“I’M TELLING MOM!” It’s sends a shiver through my body to this day. It meant I had a few short minutes to get my story straight, figure out how this current mess could possibly be my sister’s fault instead of mine – and hopefully, I’d be able to produce some tears in the process (always good as a backup plan). I was about to experience the full weight of judgment so moving to defense mode was crucial for survival.
And in case you don’t recognize the scene above from your personal childhood experiences, let me assure you – it never, ever went well. By the end of it, someone was gloating, someone was stomping, and someone was in a puddle of tears on the floor. My sister, my mom and I swapped roles regularly so at least we all had an opportunity to assume the “gloating” role occasionally.
What is it that sets up such a scene? Not sure – but I can tell you what exacerbates it. It is the idea that you are about to be ratted out, told on, or otherwise blamed for whatever has gone wrong.
There is a better way. We can teach children that running for the adult can be a much different experience just by changing one thing – the way the child exits for help.

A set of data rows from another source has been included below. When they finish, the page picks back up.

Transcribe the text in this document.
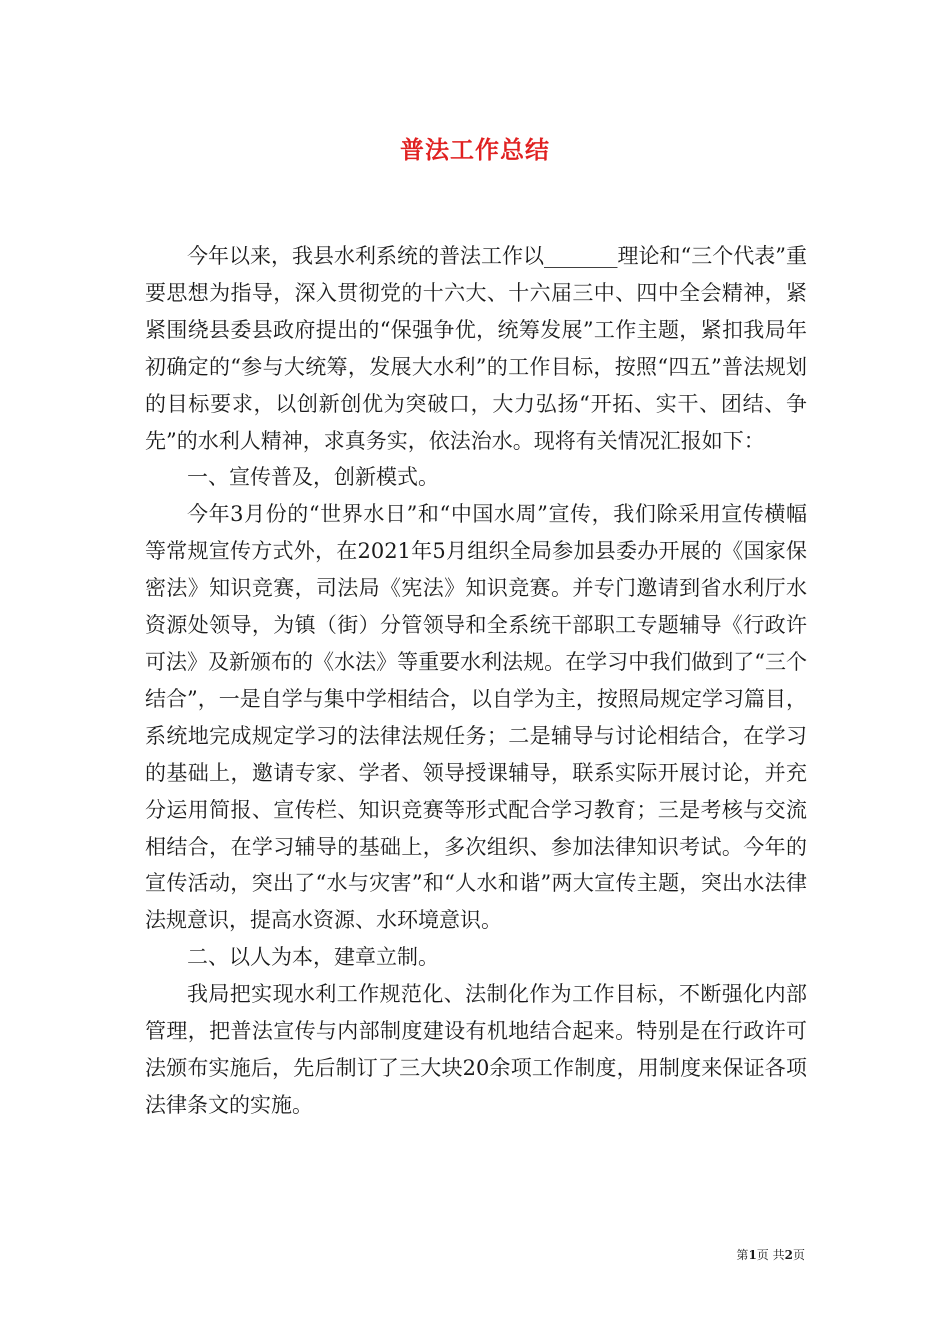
普法工作总结

今年以来，我县水利系统的普法工作以_______理论和“三个代表”重要思想为指导，深入贯彻党的十六大、十六届三中、四中全会精神，紧紧围绕县委县政府提出的“保强争优，统筹发展”工作主题，紧扣我局年初确定的“参与大统筹，发展大水利”的工作目标，按照“四五”普法规划的目标要求，以创新创优为突破口，大力弘扬“开拓、实干、团结、争先”的水利人精神，求真务实，依法治水。现将有关情况汇报如下：

一、宣传普及，创新模式。

今年3月份的“世界水日”和“中国水周”宣传，我们除采用宣传横幅等常规宣传方式外，在2021年5月组织全局参加县委办开展的《国家保密法》知识竞赛，司法局《宪法》知识竞赛。并专门邀请到省水利厅水资源处领导，为镇（街）分管领导和全系统干部职工专题辅导《行政许可法》及新颁布的《水法》等重要水利法规。在学习中我们做到了“三个结合”，一是自学与集中学相结合，以自学为主，按照局规定学习篇目，系统地完成规定学习的法律法规任务；二是辅导与讨论相结合，在学习的基础上，邀请专家、学者、领导授课辅导，联系实际开展讨论，并充分运用简报、宣传栏、知识竞赛等形式配合学习教育；三是考核与交流相结合，在学习辅导的基础上，多次组织、参加法律知识考试。今年的宣传活动，突出了“水与灾害”和“人水和谐”两大宣传主题，突出水法律法规意识，提高水资源、水环境意识。

二、以人为本，建章立制。

我局把实现水利工作规范化、法制化作为工作目标，不断强化内部管理，把普法宣传与内部制度建设有机地结合起来。特别是在行政许可法颁布实施后，先后制订了三大块20余项工作制度，用制度来保证各项法律条文的实施。

第1页 共2页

Instead of “I’m telling” which seems to be the cultural norm, teach your children to say this “I’m going to get help for us.” It plants the seed of hope that perhaps getting help in the midst of a conflict would actually be a good idea. It includes the message that, when there is a conflict all parties involved in the conflict could use some help. And furthermore, that getting help from an adult might actually yield something productive, like a solution. Imagine! It is such a small thing really – and yet if we teach our children well, it just may catch on.
And perhaps then, solutions will be all the rage and blaming will be as out of style as rotary phones!